Luis Eduardo Yee | Martha Rodríguez | Jimena eme Vázquez | David Alejandro Colorado

Diseño de portada: Álvaro Jasso

Prólogo

Conocí el Festival de la Joven Dramaturgia en el 2009, un momento álgido de la dramaturgia mexicana. Se daban cita en la ciudad de Querétaro los jóvenes autores de ese entonces. Autores que nos ofrecían un panorama de la dramaturgia nacional de punta a punta: Mario Cantú (Nuevo León), Conchi León (Yucatán), Daniel Serrano (Baja California), Hugo Wirth (México DF), Saúl Enríquez (Quintana Roo), Alejandro Ricaño (Veracruz). Yo iniciaba mi vida profesional y fue un lugar apto para profundizar en el conocimiento sobre el teatro en nuestro país así que no perdí la oportunidad y colaboro con ellos desde entonces.

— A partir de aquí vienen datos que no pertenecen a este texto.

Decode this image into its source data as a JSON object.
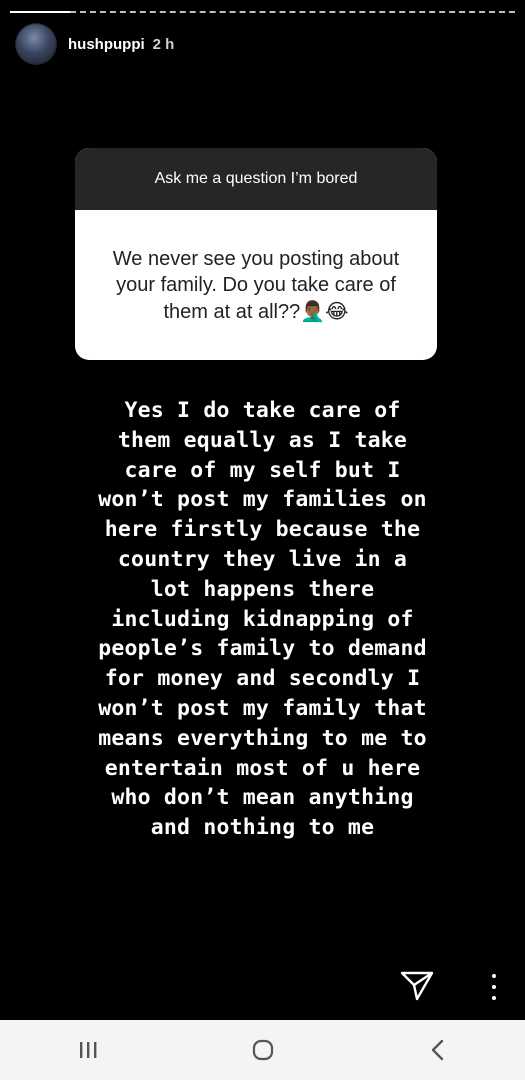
{
  "story": {
    "username": "hushpuppi",
    "time_ago": "2 h"
  },
  "question_sticker": {
    "prompt": "Ask me a question I’m bored",
    "question": "We never see you posting about your family. Do you take care of them at at all??",
    "emojis": "🤦🏾‍♂️😂"
  },
  "answer": {
    "text": "Yes I do take care of\nthem equally as I take\ncare of my self but I\nwon’t post my families on\nhere firstly because the\ncountry they live in a\nlot happens there\nincluding kidnapping of\npeople’s family to demand\nfor money and secondly I\nwon’t post my family that\nmeans everything to me to\nentertain most of u here\nwho don’t mean anything\nand nothing to me"
  },
  "icons": {
    "send": "paper-plane-icon",
    "more": "vertical-dots-icon",
    "nav_recents": "recents-icon",
    "nav_home": "home-icon",
    "nav_back": "back-icon"
  },
  "colors": {
    "background": "#000000",
    "sticker_header": "#262626",
    "sticker_body": "#ffffff",
    "navbar": "#f4f4f4"
  }
}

En la antes Muestra (ahora Festival) de la Joven Dramaturgia he encontrado cómplices de vida y trabajo, grandes creadores que son consecuencia de una ardua labor a favor de las letras mexicanas. Ahora, al paso de los años, celebro encontrar en la generación a la que pertenezco a los autores que hoy forman este libro y a los cuales saludo en el comienzo de una gran carrera.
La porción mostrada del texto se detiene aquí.